Fingers crossed that the FDIC doesn't go down the tubes. I heard on the radio this morning something about it, reassuring people that if they have less than $100k they are covered, and that over the past 75 years since the FDIC has existed, no one has lost a single dollar from an eligible FDIC insured account. Of course, there is always that first time... Let's hope it doesn't come to that!

D.K. Raed said...

MauiGirl:
It's up to us to make sure people don't forget The Keating Five. It would be a show-stopping debate question -- which is probably why we won't see it asked. Maybe Obama can find a way to insert it into one of his responses.

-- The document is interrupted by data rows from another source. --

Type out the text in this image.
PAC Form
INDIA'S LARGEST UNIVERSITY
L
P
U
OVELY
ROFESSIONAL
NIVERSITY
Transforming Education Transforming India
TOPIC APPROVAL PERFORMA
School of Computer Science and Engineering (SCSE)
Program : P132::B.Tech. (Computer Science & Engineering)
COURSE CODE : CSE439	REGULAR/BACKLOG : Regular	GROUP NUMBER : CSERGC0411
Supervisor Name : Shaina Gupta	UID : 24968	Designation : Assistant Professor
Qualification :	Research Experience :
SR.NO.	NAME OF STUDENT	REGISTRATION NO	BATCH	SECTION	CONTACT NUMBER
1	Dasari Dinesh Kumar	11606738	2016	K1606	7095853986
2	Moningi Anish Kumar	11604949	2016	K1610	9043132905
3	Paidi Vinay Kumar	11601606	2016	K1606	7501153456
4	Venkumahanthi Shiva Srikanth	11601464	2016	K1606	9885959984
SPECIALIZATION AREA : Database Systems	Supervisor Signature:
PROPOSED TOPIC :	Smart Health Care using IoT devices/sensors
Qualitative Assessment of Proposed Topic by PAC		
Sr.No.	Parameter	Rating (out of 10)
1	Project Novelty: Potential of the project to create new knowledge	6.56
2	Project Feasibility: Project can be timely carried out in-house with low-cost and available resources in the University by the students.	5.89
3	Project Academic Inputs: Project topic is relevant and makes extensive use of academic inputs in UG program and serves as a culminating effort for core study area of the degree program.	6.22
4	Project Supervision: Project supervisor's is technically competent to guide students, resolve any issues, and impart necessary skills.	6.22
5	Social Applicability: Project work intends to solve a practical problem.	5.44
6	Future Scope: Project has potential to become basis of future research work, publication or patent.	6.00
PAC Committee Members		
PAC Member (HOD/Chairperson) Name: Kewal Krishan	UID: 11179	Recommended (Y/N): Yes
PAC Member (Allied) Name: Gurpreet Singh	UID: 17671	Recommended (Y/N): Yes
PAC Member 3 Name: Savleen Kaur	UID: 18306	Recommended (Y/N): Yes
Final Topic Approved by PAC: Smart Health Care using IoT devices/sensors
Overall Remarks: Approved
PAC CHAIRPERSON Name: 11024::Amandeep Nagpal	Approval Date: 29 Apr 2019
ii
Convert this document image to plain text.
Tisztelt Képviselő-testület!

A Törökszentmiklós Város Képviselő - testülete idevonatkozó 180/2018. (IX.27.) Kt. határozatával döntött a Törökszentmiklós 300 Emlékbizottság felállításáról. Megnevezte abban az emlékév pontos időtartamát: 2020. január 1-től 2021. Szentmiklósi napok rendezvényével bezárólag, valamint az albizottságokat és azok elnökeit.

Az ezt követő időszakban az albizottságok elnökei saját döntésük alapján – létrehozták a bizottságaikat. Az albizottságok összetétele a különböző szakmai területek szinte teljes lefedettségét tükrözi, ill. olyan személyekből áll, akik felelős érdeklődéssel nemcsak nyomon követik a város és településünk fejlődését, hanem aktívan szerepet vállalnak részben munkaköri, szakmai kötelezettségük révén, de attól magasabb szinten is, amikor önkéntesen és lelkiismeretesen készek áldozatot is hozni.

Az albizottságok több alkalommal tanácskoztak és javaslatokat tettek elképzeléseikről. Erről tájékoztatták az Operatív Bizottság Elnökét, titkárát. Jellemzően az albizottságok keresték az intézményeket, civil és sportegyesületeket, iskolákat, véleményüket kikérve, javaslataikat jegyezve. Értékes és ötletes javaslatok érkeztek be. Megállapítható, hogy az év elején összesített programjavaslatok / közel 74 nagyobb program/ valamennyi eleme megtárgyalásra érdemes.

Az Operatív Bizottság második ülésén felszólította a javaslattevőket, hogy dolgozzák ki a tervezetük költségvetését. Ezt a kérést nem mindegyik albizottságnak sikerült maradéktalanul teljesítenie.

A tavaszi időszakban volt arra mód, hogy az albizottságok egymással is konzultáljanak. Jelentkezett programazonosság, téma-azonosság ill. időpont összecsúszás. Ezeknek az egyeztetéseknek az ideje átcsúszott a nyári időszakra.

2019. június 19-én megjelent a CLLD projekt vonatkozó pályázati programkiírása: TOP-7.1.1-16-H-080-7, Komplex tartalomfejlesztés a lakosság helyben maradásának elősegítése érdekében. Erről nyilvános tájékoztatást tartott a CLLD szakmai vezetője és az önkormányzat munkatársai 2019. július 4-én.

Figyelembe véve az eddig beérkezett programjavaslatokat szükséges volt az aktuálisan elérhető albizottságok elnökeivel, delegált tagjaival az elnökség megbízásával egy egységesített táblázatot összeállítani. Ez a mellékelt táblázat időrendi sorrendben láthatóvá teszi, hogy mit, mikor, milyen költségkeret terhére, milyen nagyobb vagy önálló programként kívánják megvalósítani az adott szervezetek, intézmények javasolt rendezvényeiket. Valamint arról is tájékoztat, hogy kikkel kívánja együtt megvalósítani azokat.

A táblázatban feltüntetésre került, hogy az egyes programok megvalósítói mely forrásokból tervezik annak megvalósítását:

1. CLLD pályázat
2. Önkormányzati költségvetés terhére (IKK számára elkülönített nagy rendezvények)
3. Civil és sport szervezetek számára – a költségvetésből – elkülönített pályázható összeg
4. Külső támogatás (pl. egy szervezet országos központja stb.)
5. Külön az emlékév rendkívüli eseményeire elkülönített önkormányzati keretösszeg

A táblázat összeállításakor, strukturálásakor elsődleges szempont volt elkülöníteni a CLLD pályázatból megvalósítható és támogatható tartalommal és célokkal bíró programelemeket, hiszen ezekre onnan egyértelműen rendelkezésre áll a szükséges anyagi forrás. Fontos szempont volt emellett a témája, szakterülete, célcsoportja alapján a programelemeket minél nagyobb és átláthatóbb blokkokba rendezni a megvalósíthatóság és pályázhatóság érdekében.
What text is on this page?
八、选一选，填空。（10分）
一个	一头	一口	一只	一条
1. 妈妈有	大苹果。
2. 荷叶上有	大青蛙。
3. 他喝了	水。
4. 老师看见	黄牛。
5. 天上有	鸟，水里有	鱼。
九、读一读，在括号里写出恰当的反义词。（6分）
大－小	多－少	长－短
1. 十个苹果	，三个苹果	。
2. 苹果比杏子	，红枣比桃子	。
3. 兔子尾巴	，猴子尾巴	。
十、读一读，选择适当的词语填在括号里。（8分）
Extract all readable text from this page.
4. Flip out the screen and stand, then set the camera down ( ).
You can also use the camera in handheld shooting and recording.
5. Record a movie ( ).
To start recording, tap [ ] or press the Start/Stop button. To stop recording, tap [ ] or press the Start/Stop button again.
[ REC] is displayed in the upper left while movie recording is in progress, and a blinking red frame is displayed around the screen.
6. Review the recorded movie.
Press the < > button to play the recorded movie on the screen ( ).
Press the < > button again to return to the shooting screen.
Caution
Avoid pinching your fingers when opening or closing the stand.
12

Unless something changes & stablizes very soon, I think we are looking at a bankrupt FDIC by next year. BTW, I left you an investment advice comment in a post below. I'm down to about a 10% stock position in my pension funds -- a sure sign of a truly scared person.

Mariamariacuchita said...

Thank you for this. I try to catch her show, but was out when this was aired. She is so focused. Wouldn't you love to see Rachel run for something?

Ingrid said...

DK, your personal story ought to be on top. That is the one that shows the practical, actual effect of these things..that was a great 'aside' that shouldn't be an 'aside'..perfect example I should say!

hugs
Ingrid

D.K. Raed said...

MariaMaria:
Didn't mean to ignore you, but got caught up in my own drama ... Rachel has my vote for whatever she might run for.

Ingrid:
There I go, burying my lead again! I'll do a future update on how WaMu's takover by JPMorganChase affects me once I know details. I really wonder who is next. This thing is far from over.